Description of Streptomyces lushanensis sp. nov.

Streptomyces lushanensis (lu.shan’en.sis. N.L. adj. lushanensis. pertaining to Lushan Mountain, south China, from whence the strain was isolated).

Aerobic, Gram-positive actinomycete that forms well-branched substrate and aerial mycelia; aerial mycelia differentiate into spiral spore chains. Spores are elliptical with smooth surface. Aerial mycelia are white; vegetative mycelia are yellow-white. Yellow soluble pigments are produced.

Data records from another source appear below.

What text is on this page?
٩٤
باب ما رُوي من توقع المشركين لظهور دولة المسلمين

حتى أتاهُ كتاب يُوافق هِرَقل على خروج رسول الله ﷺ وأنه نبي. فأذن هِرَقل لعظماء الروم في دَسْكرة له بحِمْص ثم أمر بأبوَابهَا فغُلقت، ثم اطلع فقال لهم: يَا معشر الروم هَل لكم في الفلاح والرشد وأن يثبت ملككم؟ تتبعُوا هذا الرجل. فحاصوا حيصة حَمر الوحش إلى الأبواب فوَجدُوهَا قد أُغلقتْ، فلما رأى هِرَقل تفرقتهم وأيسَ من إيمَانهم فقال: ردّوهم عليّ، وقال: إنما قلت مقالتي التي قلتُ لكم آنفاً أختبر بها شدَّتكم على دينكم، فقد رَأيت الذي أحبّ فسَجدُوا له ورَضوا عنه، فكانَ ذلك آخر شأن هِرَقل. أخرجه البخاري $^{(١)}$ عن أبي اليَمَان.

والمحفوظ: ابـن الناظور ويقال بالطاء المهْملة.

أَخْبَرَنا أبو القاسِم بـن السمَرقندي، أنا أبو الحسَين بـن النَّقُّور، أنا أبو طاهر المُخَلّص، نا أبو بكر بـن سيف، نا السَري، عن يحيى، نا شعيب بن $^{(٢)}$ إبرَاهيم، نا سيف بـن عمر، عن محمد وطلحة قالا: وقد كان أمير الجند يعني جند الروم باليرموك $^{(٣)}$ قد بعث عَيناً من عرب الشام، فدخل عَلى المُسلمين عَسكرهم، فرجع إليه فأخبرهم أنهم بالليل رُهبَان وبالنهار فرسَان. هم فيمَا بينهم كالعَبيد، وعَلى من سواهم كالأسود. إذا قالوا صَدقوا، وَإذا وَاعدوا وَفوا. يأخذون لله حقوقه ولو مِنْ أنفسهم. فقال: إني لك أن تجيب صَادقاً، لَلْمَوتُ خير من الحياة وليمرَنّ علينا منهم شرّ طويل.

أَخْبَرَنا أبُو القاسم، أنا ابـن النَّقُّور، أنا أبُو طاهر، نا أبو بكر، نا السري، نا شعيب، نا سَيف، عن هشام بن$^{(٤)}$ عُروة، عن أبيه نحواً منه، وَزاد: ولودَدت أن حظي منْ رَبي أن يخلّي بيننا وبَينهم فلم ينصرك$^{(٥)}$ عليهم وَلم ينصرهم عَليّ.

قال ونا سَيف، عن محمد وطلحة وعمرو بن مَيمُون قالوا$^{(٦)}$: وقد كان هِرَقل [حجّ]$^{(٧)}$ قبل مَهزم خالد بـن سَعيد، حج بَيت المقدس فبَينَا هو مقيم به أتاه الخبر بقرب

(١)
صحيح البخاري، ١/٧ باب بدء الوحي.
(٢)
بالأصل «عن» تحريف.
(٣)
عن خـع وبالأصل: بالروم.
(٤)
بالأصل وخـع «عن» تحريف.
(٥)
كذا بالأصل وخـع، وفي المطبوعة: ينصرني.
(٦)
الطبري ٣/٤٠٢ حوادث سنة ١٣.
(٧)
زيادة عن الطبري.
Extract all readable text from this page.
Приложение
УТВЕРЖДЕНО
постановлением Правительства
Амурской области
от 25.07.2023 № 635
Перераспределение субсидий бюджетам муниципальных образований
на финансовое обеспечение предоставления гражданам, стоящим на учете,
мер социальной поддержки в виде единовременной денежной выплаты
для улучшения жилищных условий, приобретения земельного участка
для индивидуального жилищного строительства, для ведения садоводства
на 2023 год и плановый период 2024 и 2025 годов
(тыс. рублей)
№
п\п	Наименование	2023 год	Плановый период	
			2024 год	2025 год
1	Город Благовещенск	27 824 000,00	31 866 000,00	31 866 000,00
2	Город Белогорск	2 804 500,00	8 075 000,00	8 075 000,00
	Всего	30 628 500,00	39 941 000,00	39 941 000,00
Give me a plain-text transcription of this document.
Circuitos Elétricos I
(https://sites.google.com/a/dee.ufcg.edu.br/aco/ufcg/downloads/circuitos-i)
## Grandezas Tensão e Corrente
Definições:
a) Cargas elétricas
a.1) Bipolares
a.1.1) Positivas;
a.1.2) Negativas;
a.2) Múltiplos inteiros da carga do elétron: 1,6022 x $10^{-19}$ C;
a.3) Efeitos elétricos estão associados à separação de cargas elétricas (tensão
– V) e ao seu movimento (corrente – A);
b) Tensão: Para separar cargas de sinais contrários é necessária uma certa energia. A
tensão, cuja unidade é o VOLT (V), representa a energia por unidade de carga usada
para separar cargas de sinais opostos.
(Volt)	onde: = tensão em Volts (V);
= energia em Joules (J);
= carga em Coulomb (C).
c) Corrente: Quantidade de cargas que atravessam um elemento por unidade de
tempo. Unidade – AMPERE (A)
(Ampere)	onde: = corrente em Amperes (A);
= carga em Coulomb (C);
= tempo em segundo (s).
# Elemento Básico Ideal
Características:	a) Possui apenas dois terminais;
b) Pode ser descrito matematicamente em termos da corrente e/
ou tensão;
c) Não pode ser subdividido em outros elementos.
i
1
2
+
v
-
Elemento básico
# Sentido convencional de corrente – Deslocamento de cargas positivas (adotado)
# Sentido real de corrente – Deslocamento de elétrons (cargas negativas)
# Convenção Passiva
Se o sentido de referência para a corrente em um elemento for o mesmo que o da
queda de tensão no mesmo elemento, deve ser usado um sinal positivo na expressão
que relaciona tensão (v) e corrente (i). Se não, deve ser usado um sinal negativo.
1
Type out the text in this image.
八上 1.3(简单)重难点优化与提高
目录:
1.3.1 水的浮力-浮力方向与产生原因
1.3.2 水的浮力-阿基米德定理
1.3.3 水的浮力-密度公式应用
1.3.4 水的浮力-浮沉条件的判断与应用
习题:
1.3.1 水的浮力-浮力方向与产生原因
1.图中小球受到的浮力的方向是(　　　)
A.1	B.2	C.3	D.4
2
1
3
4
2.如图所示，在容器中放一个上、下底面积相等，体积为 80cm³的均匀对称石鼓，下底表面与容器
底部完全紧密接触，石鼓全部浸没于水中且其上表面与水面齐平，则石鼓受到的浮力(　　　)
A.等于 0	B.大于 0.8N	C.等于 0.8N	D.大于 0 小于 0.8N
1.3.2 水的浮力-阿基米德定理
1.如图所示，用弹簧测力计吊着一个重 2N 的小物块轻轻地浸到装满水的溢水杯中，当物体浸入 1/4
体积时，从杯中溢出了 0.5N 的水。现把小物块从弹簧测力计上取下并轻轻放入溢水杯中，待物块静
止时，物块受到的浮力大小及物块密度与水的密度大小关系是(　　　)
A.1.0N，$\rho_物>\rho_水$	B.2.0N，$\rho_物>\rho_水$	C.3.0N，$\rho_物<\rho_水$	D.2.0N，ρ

The pH, NaCl content and temperature range for growth are pH 5.0–11.0, 0–4% and 5–45 °C. Positive for hydrolysis of Tweens 40 and 80, nitrate reduction, gelatin, tyrosine, casein, milk coagulation, milk peptonization and hydrolysis of starch, but negative for urea, cellulose, catalase and H2S. Utlilizes L-arabinose, D-galactose, D-fructose, lactose, maltose, L-sorbose and starch as sole carbon sources, but not D-glucose, myo-inositol, D-mannose, D-raffinose, sodium malate, sorbitol, sucrose, succinic acid, D-trehalose and D-xylose. L-Alanine, L-asparagine, L-histidine, hypoxanthine, L-glycine, L-methionine, L-phenylalanine, L-serine, L-tryptophan and L-tyrosine can be used as sole nitrogen sources, but not L-glutamine, L-lysine, L-arginine, L-threonine and L-isoleucine. The major fatty acids are iso and anteiso saturated fatty acids. The G+C content of the genomic DNA of the type strain is 69.3 mol%. It exhibits cyanolytic activities to many cyanobacteria such as M. aeruginosa, M. wesenbergii, M. viridis, M. flos-aquae, O. planctonica, O. tennuis, A. flos-aquae, N. punctiforme and A. flos-aquae.

The type strain, JXJ 0135T (=DSM 42121T=JCM 19628T=KCTC 29261T=KACC 17834T=NRRL B-24994T), was isolated from a soil sample collected in Lushan Mountain, south China.